Um corolário da afirmação de que o ofício pastoral é autoritativo e, portanto, fora dos limites das mulheres, é a ideia de que o papel pastoral é de caráter sacerdotal. Como as mulheres não podiam servir como sacerdotes no Antigo Testamento, o argumento é que o ofício (ou função) pastoral é devidamente preenchido apenas por homens. A visão de que o pastorado é de caráter sacerdotal é amplamente assumido entre os oponentes da ordenação de mulheres nas tradições mais litúrgicas – as comunhões ortodoxas,[4] católica romana[5] e anglicana.[6] Mas encontrou seu caminho no pensamento dos partidários das igrejas livres também.[7]

O objetivo deste ensaio é interagir com a tese defendida por aqueles que restringiriam a liderança pastoral aos homens quanto ao caráter sacerdotal do ofício pastoral. No que se segue, exploro a relação entre o conceito de sacerdócio e a adequação das mulheres no pastorado. Mais especificamente, abordo a questão: qualquer caráter sacerdotal que possa ser atribuído ao ofício (ou função) pastoral necessita de um pastorado exclusivamente masculino? Para este fim, primeiro me engajo com a ideia de uma conexão entre o sacerdócio do Antigo Testamento e o pastorado e relaciono isso com a doutrina do Novo Testamento do sacerdócio de todos os crentes.

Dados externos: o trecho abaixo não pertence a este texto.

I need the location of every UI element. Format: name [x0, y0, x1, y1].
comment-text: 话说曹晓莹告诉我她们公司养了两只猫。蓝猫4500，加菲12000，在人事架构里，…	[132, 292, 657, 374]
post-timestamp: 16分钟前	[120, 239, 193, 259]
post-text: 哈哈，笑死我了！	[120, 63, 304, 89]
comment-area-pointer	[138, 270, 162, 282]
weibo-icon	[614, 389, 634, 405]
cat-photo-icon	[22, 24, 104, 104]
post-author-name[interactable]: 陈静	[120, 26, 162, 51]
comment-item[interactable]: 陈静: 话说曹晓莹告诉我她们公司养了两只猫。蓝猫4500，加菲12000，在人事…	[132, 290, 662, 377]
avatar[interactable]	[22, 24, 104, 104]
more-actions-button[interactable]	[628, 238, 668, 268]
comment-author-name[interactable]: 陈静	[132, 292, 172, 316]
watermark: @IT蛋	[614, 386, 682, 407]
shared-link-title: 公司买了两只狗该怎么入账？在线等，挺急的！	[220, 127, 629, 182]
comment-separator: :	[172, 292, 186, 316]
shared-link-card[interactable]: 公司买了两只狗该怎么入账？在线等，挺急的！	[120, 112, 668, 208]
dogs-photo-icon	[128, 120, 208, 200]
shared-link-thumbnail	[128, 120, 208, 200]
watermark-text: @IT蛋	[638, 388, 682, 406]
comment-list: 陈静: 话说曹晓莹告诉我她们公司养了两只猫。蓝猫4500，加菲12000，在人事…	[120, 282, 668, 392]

Em seguida, abordo a questão do caráter representacional do pastorado. Finalmente, indico as implicações do foco do Novo Testamento no sacerdócio de pessoas dotadas para nossa compreensão do pastorado. Dessa maneira, argumentarei que, enquanto um pastorado exclusivamente masculino pode logicamente seguir o vínculo entre padre e pastor (erroneamente) forjado por teólogos nas tradições litúrgicas, o entendimento da igreja mais amplamente adotado nos círculos evangélicos leva a ver o pastorado como uma liderança talentosa servindo dentro de um povo talentoso.

O Sacerdócio Levítico e o Pastorado

Muitos oponentes das mulheres no ministério afirmam que o pastorado deve ser entendido de uma maneira sacerdotal e que esse ofício (ou função) é a comprovação eclesiástica do princípio bíblico geral do sacerdócio masculino. Bernard Seton, por exemplo, oferece esta declaração abrangente: “A Bíblia estabelece um sacerdócio ou ministério exclusivamente masculino, tanto dentro como fora da família.”[8]

À primeira vista, a correção da afirmação de que Deus pretende que o papel sacerdotal seja limitado aos homens parece quase autoevidente. Os defensores da liderança masculina encontram o que veem como a intenção de Deus exibida ao longo da história da salvação. No Antigo Testamento, as funções sacerdotais eram desempenhadas por homens, não por mulheres. Essas funções incluíam representar o povo a Deus, aceitar as ofertas do povo e apresentar as ofertas a Deus em sacrifício. Mais tarde, a função sacerdotal foi mais formalmente codificada quando Deus estabeleceu Israel como seu povo e selecionou os filhos de Levi—especificamente, Aarão e seus descendentes masculinos—para este papel.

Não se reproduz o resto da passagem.